Parnell was selected as captain of the South Africa team for the 2008 U/19 Cricket World Cup having also played for the team in 2006 U/19 Cricket World Cup. He finished the 2008 tournament as the leading wicket-taker with 18 wickets at 8.38. In the quarter-final against Bangladesh he took six for eight as well as top-scoring with 57.

Parnell was selected in the ODI and T20 squads for South Africa's tour of Australia in 2008–09, and made his international debut in the second Twenty20 International at Brisbane on 13 January 2009. He was expensive with the ball and put down a crucial catch, but it was later suggested that this was the result of a green laser light beamed into his eyes by a member of the crowd. He thus became the youngest player to be handed a national contract by Cricket South Africa (CSA).

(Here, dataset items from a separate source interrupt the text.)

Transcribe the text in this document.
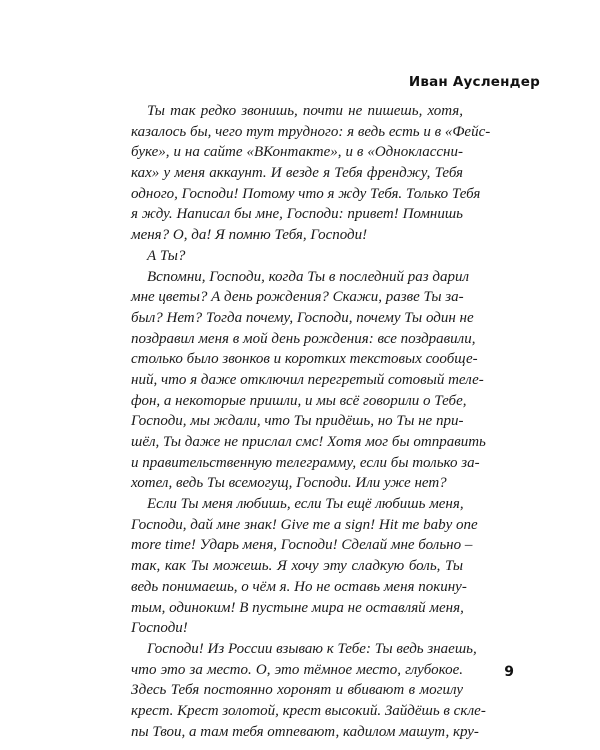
Иван Ауслендер
Ты так редко звонишь, почти не пишешь, хотя,
казалось бы, чего тут трудного: я ведь есть и в «Фейс-
буке», и на сайте «ВКонтакте», и в «Одноклассни-
ках» у меня аккаунт. И везде я Тебя френджу, Тебя
одного, Господи! Потому что я жду Тебя. Только Тебя
я жду. Написал бы мне, Господи: привет! Помнишь
меня? О, да! Я помню Тебя, Господи!
А Ты?
Вспомни, Господи, когда Ты в последний раз дарил
мне цветы? А день рождения? Скажи, разве Ты за-
был? Нет? Тогда почему, Господи, почему Ты один не
поздравил меня в мой день рождения: все поздравили,
столько было звонков и коротких текстовых сообще-
ний, что я даже отключил перегретый сотовый теле-
фон, а некоторые пришли, и мы всё говорили о Тебе,
Господи, мы ждали, что Ты придёшь, но Ты не при-
шёл, Ты даже не прислал смс! Хотя мог бы отправить
и правительственную телеграмму, если бы только за-
хотел, ведь Ты всемогущ, Господи. Или уже нет?
Если Ты меня любишь, если Ты ещё любишь меня,
Господи, дай мне знак! Give me a sign! Hit me baby one
more time! Ударь меня, Господи! Сделай мне больно –
так, как Ты можешь. Я хочу эту сладкую боль, Ты
ведь понимаешь, о чём я. Но не оставь меня покину-
тым, одиноким! В пустыне мира не оставляй меня,
Господи!
Господи! Из России взываю к Тебе: Ты ведь знаешь,
что это за место. О, это тёмное место, глубокое.
Здесь Тебя постоянно хоронят и вбивают в могилу
крест. Крест золотой, крест высокий. Зайдёшь в склe-
пы Твои, а там тебя отпевают, кадилом машут, кру-
9
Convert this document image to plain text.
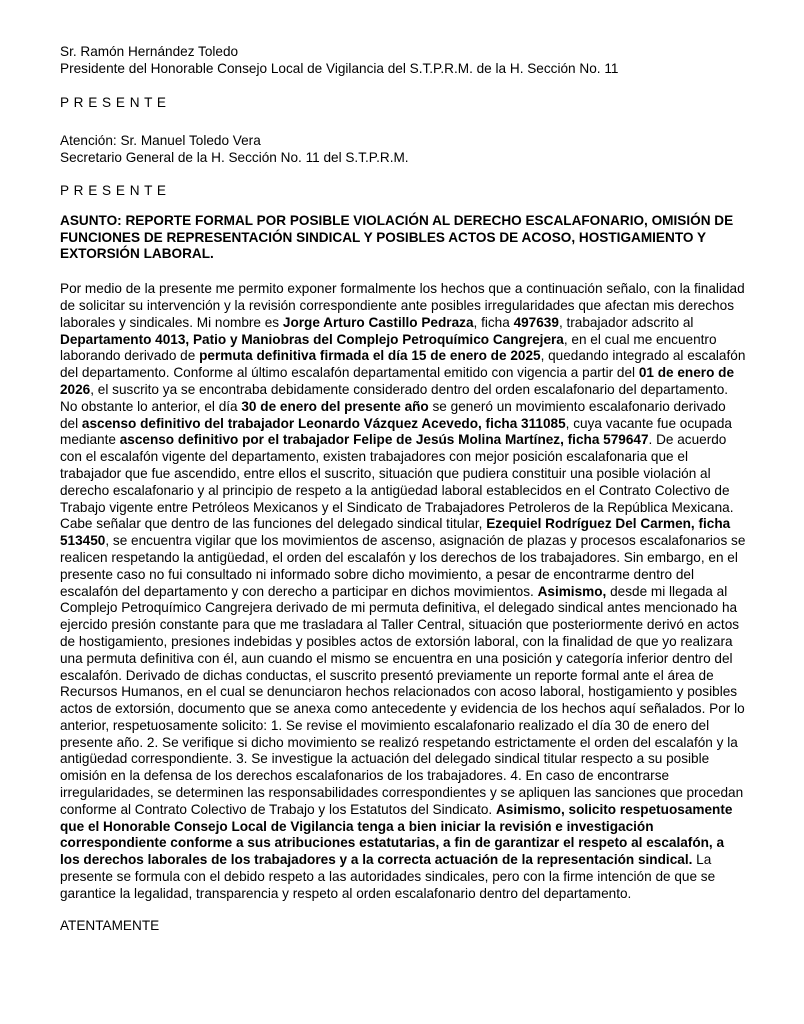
Sr. Ramón Hernández Toledo

Presidente del Honorable Consejo Local de Vigilancia del S.T.P.R.M. de la H. Sección No. 11

P R E S E N T E

Atención: Sr. Manuel Toledo Vera

Secretario General de la H. Sección No. 11 del S.T.P.R.M.

P R E S E N T E

ASUNTO: REPORTE FORMAL POR POSIBLE VIOLACIÓN AL DERECHO ESCALAFONARIO, OMISIÓN DE FUNCIONES DE REPRESENTACIÓN SINDICAL Y POSIBLES ACTOS DE ACOSO, HOSTIGAMIENTO Y EXTORSIÓN LABORAL.

Por medio de la presente me permito exponer formalmente los hechos que a continuación señalo, con la finalidad de solicitar su intervención y la revisión correspondiente ante posibles irregularidades que afectan mis derechos laborales y sindicales. Mi nombre es Jorge Arturo Castillo Pedraza, ficha 497639, trabajador adscrito al Departamento 4013, Patio y Maniobras del Complejo Petroquímico Cangrejera, en el cual me encuentro laborando derivado de permuta definitiva firmada el día 15 de enero de 2025, quedando integrado al escalafón del departamento. Conforme al último escalafón departamental emitido con vigencia a partir del 01 de enero de 2026, el suscrito ya se encontraba debidamente considerado dentro del orden escalafonario del departamento. No obstante lo anterior, el día 30 de enero del presente año se generó un movimiento escalafonario derivado del ascenso definitivo del trabajador Leonardo Vázquez Acevedo, ficha 311085, cuya vacante fue ocupada mediante ascenso definitivo por el trabajador Felipe de Jesús Molina Martínez, ficha 579647. De acuerdo con el escalafón vigente del departamento, existen trabajadores con mejor posición escalafonaria que el trabajador que fue ascendido, entre ellos el suscrito, situación que pudiera constituir una posible violación al derecho escalafonario y al principio de respeto a la antigüedad laboral establecidos en el Contrato Colectivo de Trabajo vigente entre Petróleos Mexicanos y el Sindicato de Trabajadores Petroleros de la República Mexicana. Cabe señalar que dentro de las funciones del delegado sindical titular, Ezequiel Rodríguez Del Carmen, ficha 513450, se encuentra vigilar que los movimientos de ascenso, asignación de plazas y procesos escalafonarios se realicen respetando la antigüedad, el orden del escalafón y los derechos de los trabajadores. Sin embargo, en el presente caso no fui consultado ni informado sobre dicho movimiento, a pesar de encontrarme dentro del escalafón del departamento y con derecho a participar en dichos movimientos. Asimismo, desde mi llegada al Complejo Petroquímico Cangrejera derivado de mi permuta definitiva, el delegado sindical antes mencionado ha ejercido presión constante para que me trasladara al Taller Central, situación que posteriormente derivó en actos de hostigamiento, presiones indebidas y posibles actos de extorsión laboral, con la finalidad de que yo realizara una permuta definitiva con él, aun cuando el mismo se encuentra en una posición y categoría inferior dentro del escalafón. Derivado de dichas conductas, el suscrito presentó previamente un reporte formal ante el área de Recursos Humanos, en el cual se denunciaron hechos relacionados con acoso laboral, hostigamiento y posibles actos de extorsión, documento que se anexa como antecedente y evidencia de los hechos aquí señalados. Por lo anterior, respetuosamente solicito: 1. Se revise el movimiento escalafonario realizado el día 30 de enero del presente año. 2. Se verifique si dicho movimiento se realizó respetando estrictamente el orden del escalafón y la antigüedad correspondiente. 3. Se investigue la actuación del delegado sindical titular respecto a su posible omisión en la defensa de los derechos escalafonarios de los trabajadores. 4. En caso de encontrarse irregularidades, se determinen las responsabilidades correspondientes y se apliquen las sanciones que procedan conforme al Contrato Colectivo de Trabajo y los Estatutos del Sindicato. Asimismo, solicito respetuosamente que el Honorable Consejo Local de Vigilancia tenga a bien iniciar la revisión e investigación correspondiente conforme a sus atribuciones estatutarias, a fin de garantizar el respeto al escalafón, a los derechos laborales de los trabajadores y a la correcta actuación de la representación sindical. La presente se formula con el debido respeto a las autoridades sindicales, pero con la firme intención de que se garantice la legalidad, transparencia y respeto al orden escalafonario dentro del departamento.

ATENTAMENTE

Parnell was included in South Africa's squad for the third and final Test against Australia in Cape Town and although he was not part of the team was named in the squad for the Twenty20 and ODI series which followed. Sharing the new ball with Dale Steyn, he played a key role in South Africa's seven-wicket win in the second ODI at Centurion by taking four for 25.

In May 2009 Parnell was selected in the South African squad for the ICC World Twenty20 in England. He had an excellent tournament, taking nine wickets at 13.22 with an economy rate of less than six. Against the hosts he took figures of 3/14, which included an opening two overs for two runs and a wicket. In the following match against the West Indies he was named man-of-the-match after taking 4/13. His performances earned him a place in the World team of the tournament. Parnell won the golden ball for being the leading wicket taker in the 2009 ICC Champions Trophy with 11 wickets. He was named in the 'Team of the Tournament' by ESPNcricinfo for the 2009 T20I World Cup.

==Personal life==
On 30 July 2011, Parnell announced that he had converted to Islam in January 2011 after a period of personal study. Parnell confirmed that his teammates Hashim Amla and Imran Tahir, along with team manager Mohammad Moosajee, had no influence over his decision. He considered taking the name Waleed, meaning 'Newborn Son', but continues to be known as Wayne.

Parnell has appeared in advertisements in support of PETA.